You visit a planet that turns on its axis once every 24 hours. The radius of the planet at its equator is 5.72×106 meters.
You would feel weightless at the equator on this planet, if it rotated fast enough so that the centripetal acceleration at the planet's surface was equal to the acceleration due to gravity (which in this case is 12.5 m/s2). Calculate the new rotational period for this planet necessary to produce this effect! Calculate the period in hours.
(I tried using the equation a=((2*pi*r*f)^2)/r but I get the wrong answer every time.)

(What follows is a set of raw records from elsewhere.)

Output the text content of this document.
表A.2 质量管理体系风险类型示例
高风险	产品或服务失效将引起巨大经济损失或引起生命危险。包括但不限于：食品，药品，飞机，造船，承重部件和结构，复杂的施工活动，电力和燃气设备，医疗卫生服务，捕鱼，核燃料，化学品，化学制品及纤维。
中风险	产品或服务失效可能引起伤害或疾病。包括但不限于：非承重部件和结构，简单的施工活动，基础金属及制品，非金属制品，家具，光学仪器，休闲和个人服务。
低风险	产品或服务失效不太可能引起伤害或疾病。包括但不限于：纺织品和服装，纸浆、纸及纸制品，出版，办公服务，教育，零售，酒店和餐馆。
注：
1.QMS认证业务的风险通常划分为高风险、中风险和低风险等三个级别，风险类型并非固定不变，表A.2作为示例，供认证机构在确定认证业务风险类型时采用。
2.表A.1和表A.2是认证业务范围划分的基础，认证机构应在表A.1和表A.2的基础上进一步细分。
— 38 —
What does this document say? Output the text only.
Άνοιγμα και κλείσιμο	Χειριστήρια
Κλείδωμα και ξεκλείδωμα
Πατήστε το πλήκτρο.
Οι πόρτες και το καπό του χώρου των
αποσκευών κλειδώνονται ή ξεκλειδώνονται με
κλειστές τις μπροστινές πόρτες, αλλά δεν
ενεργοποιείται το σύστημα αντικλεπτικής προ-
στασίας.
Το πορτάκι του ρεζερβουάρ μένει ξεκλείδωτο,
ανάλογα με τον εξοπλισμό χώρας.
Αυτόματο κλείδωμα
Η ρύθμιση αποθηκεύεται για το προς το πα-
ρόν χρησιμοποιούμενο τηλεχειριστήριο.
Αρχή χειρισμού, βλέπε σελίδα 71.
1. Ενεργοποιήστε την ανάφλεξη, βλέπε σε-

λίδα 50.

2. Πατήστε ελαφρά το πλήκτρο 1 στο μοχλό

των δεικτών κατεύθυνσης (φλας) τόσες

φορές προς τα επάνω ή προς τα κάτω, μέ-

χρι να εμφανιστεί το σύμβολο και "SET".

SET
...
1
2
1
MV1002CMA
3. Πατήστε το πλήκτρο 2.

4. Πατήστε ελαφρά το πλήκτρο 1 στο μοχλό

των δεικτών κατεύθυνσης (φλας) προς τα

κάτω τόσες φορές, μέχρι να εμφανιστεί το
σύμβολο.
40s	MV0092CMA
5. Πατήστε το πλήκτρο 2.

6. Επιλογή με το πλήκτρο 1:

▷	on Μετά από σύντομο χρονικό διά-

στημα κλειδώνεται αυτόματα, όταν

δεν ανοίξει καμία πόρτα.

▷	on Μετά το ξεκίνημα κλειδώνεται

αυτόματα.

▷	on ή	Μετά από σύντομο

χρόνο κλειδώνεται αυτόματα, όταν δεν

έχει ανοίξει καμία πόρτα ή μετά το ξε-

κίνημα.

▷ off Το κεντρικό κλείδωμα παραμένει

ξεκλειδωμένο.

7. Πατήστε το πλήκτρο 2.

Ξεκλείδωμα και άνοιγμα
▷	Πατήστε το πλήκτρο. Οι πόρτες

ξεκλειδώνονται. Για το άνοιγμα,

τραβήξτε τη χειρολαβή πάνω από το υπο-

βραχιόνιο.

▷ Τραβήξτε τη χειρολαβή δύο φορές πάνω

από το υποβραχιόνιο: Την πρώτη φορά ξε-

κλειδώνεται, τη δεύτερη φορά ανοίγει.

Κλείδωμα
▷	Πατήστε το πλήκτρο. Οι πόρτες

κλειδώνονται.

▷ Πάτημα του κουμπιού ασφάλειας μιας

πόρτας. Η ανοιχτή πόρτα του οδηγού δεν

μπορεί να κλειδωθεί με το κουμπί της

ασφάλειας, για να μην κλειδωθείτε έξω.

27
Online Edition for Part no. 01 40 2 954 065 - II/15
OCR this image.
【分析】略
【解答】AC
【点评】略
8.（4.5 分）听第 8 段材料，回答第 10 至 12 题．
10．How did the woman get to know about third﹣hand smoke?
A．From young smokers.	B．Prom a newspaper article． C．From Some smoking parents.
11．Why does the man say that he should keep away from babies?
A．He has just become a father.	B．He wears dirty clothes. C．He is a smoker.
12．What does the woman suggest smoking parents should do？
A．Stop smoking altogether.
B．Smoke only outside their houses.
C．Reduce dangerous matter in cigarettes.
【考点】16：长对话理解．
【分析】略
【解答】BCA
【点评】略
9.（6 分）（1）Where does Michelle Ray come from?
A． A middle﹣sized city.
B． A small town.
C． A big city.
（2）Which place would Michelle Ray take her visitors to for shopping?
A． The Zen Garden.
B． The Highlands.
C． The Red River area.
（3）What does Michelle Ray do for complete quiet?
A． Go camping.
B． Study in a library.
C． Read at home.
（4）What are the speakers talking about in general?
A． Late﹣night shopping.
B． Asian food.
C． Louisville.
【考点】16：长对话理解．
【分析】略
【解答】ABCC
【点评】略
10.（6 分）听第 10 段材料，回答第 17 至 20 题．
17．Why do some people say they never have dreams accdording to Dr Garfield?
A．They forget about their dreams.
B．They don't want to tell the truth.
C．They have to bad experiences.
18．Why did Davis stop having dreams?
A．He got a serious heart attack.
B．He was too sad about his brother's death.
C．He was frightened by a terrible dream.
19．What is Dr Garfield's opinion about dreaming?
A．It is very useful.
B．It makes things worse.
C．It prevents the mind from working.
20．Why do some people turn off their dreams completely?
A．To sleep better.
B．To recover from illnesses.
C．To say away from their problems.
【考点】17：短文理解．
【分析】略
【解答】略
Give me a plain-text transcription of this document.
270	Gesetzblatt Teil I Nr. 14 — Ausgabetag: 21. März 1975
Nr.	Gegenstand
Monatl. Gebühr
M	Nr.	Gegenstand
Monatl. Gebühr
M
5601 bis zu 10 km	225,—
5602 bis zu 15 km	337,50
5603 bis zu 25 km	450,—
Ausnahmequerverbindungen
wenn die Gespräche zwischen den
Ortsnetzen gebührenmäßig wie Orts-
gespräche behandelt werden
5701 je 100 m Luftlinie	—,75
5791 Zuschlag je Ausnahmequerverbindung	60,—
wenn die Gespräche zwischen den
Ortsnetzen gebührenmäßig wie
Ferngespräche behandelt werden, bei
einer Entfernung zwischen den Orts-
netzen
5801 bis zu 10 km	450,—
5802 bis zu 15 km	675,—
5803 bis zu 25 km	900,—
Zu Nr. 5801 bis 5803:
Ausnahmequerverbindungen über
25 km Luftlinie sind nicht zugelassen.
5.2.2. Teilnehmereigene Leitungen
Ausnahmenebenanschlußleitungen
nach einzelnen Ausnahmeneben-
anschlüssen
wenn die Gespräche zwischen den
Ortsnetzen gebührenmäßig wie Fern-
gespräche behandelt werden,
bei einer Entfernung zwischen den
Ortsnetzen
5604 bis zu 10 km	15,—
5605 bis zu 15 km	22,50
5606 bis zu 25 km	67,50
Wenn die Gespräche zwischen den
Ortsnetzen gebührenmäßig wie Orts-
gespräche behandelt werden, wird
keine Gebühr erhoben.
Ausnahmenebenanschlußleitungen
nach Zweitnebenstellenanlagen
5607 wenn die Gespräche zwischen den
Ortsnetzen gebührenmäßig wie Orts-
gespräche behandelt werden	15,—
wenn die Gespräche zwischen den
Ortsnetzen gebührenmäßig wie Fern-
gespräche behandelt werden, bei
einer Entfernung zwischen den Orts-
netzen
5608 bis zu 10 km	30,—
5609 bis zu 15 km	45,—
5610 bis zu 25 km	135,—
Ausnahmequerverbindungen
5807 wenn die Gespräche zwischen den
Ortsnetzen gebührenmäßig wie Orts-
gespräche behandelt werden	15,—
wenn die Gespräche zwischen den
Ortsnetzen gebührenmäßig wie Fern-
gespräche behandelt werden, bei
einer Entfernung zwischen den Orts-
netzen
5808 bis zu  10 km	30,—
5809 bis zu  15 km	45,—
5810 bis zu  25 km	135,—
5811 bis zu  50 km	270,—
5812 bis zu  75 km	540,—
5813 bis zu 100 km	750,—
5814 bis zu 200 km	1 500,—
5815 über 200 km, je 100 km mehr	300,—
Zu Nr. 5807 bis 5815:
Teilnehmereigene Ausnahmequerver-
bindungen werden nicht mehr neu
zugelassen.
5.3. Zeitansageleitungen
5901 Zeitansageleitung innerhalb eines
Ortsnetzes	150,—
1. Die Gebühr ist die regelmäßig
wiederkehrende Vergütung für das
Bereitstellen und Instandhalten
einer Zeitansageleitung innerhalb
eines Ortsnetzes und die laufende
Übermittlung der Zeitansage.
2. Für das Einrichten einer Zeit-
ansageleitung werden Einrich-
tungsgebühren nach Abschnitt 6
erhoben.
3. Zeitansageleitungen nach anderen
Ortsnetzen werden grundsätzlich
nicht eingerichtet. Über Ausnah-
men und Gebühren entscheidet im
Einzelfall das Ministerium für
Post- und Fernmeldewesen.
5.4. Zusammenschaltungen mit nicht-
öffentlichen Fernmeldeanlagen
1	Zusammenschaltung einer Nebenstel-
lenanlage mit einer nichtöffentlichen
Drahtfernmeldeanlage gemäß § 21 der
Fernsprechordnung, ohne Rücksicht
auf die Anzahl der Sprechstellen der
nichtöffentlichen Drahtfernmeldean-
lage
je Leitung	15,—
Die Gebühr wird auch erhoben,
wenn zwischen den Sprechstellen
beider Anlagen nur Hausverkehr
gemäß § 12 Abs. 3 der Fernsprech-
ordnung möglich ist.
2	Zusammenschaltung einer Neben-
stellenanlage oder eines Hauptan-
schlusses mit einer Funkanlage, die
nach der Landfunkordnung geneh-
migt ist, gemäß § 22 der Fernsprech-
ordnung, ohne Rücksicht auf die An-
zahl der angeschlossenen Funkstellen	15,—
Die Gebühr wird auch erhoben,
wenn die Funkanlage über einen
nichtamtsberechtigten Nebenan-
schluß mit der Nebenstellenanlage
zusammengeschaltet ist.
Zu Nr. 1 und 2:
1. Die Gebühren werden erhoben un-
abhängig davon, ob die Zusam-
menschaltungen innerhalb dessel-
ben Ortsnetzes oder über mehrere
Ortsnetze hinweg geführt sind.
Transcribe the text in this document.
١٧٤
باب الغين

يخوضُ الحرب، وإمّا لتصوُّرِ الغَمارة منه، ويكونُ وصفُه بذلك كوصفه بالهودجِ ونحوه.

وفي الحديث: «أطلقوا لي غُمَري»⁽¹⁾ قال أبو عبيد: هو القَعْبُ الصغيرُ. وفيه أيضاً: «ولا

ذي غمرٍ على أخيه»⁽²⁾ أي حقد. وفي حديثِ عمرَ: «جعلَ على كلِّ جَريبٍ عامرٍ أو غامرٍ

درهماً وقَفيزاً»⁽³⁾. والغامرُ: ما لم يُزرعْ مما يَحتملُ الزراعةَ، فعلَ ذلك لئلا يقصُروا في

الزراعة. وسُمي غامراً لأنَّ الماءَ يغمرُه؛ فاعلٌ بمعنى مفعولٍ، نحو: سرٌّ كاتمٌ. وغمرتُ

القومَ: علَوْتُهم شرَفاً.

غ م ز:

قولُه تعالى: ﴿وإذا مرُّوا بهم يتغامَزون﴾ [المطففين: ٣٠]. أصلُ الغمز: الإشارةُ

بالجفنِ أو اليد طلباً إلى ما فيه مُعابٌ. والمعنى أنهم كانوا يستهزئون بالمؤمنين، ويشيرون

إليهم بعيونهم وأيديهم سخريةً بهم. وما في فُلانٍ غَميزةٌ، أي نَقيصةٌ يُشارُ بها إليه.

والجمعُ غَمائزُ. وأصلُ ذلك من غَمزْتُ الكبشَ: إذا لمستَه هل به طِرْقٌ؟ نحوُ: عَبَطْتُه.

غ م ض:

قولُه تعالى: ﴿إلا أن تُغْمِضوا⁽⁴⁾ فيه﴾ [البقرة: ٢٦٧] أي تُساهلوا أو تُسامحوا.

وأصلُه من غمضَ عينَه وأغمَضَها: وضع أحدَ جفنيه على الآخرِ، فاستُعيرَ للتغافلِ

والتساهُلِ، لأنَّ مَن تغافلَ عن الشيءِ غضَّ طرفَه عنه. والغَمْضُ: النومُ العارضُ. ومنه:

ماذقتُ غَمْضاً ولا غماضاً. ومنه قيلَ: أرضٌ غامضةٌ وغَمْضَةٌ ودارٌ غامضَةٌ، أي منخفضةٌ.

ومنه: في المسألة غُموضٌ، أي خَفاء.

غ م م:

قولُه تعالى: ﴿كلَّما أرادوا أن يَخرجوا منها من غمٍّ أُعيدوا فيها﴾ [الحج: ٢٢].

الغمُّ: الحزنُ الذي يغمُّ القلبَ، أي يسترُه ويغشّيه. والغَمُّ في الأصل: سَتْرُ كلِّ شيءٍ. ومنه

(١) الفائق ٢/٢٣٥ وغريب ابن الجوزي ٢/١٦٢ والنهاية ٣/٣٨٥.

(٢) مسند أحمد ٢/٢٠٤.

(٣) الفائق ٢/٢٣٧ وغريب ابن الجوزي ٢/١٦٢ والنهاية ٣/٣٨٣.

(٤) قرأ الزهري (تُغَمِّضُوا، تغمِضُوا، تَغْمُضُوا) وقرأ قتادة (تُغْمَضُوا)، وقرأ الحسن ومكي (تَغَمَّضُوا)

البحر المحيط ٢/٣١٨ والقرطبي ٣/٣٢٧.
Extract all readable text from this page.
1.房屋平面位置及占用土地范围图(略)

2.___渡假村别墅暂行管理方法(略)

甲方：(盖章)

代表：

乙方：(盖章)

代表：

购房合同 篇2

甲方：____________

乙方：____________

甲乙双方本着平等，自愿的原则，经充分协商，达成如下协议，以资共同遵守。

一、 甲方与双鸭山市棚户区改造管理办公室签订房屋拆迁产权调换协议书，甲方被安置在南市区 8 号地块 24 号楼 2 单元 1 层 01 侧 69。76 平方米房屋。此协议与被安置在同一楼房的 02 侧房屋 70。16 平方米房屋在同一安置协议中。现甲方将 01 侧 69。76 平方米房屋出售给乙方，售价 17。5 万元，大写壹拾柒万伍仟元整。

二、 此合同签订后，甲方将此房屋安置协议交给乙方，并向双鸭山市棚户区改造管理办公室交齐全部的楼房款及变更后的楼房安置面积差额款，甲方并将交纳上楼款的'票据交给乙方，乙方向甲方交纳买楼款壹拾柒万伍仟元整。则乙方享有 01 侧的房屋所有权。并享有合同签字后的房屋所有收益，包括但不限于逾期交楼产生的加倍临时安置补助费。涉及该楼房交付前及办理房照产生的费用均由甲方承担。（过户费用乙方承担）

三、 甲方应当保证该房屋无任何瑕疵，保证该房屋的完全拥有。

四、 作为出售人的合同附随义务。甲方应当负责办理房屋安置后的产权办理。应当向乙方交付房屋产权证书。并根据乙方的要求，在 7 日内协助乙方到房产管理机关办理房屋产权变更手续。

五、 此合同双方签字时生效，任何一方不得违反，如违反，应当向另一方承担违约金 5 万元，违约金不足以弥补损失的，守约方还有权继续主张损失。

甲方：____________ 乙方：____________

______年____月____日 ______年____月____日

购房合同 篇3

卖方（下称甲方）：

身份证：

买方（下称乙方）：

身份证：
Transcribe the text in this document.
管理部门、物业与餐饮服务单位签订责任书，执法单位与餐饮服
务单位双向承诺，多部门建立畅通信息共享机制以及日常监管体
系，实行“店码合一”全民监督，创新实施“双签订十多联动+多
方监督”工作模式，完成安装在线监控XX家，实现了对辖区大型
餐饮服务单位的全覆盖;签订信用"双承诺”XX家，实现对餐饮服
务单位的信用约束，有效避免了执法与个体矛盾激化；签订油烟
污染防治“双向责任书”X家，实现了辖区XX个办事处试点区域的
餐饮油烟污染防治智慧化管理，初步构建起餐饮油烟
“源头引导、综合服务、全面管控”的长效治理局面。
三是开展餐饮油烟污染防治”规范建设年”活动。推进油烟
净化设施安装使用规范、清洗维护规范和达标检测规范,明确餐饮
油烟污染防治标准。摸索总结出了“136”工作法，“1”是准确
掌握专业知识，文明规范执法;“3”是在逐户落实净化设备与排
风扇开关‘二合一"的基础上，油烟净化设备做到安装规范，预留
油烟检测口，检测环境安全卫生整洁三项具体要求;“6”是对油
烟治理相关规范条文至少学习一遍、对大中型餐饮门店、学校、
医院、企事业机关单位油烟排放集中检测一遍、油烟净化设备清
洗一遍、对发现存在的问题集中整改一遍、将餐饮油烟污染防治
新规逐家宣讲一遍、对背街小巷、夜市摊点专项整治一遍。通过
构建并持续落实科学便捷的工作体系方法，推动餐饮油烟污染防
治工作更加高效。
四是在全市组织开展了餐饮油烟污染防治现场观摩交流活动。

2007-12-18 09:25:39 · 3 answers · asked by ellenangel364 3 in Science & Mathematics ➔ Physics
This is actually a Newton's second law question with a little gravity thrown in. The forces acting on a person at the equator are the normal force acting outward (away from the planet), gravity, and these two combine to create a centripetal acceleration inward. Writing Newton's Law for this situation we get:
N-mg= - m(w^2)r where N is normal force, w is angular velocity (i cant type the omega symbol here) and r the radius of the planet. The centripetal acceleration is on the right hand side.
Being weightless means you experience no normal force, so if N=0, we have that mg=m(w^2)r; the m's cancel, so we can solve for angular velocity:
w=sqrt[g/r]=sqrt[12.5/5.72x10^6]=0.0015rad/sec
this implies it would take 4248 secs to complete one rotation (2 pi) radians, or 1.18 hours.
2007-12-18 09:45:58 · answer #1 · answered by kuiperbelt2003 7 · 2⤊ 0⤋
sounds like Earth
2007-12-18 17:29:11 · answer #2 · answered by Anonymous · 0⤊ 1⤋
hmmm i studeied this a coulple of years ago, but i cant really much of it. im in quatum physics now, so if u have a question from that i can awswer that for you!
2007-12-18 17:36:29 · answer #3 · answered by #1 padres fan 3 · 0⤊ 1⤋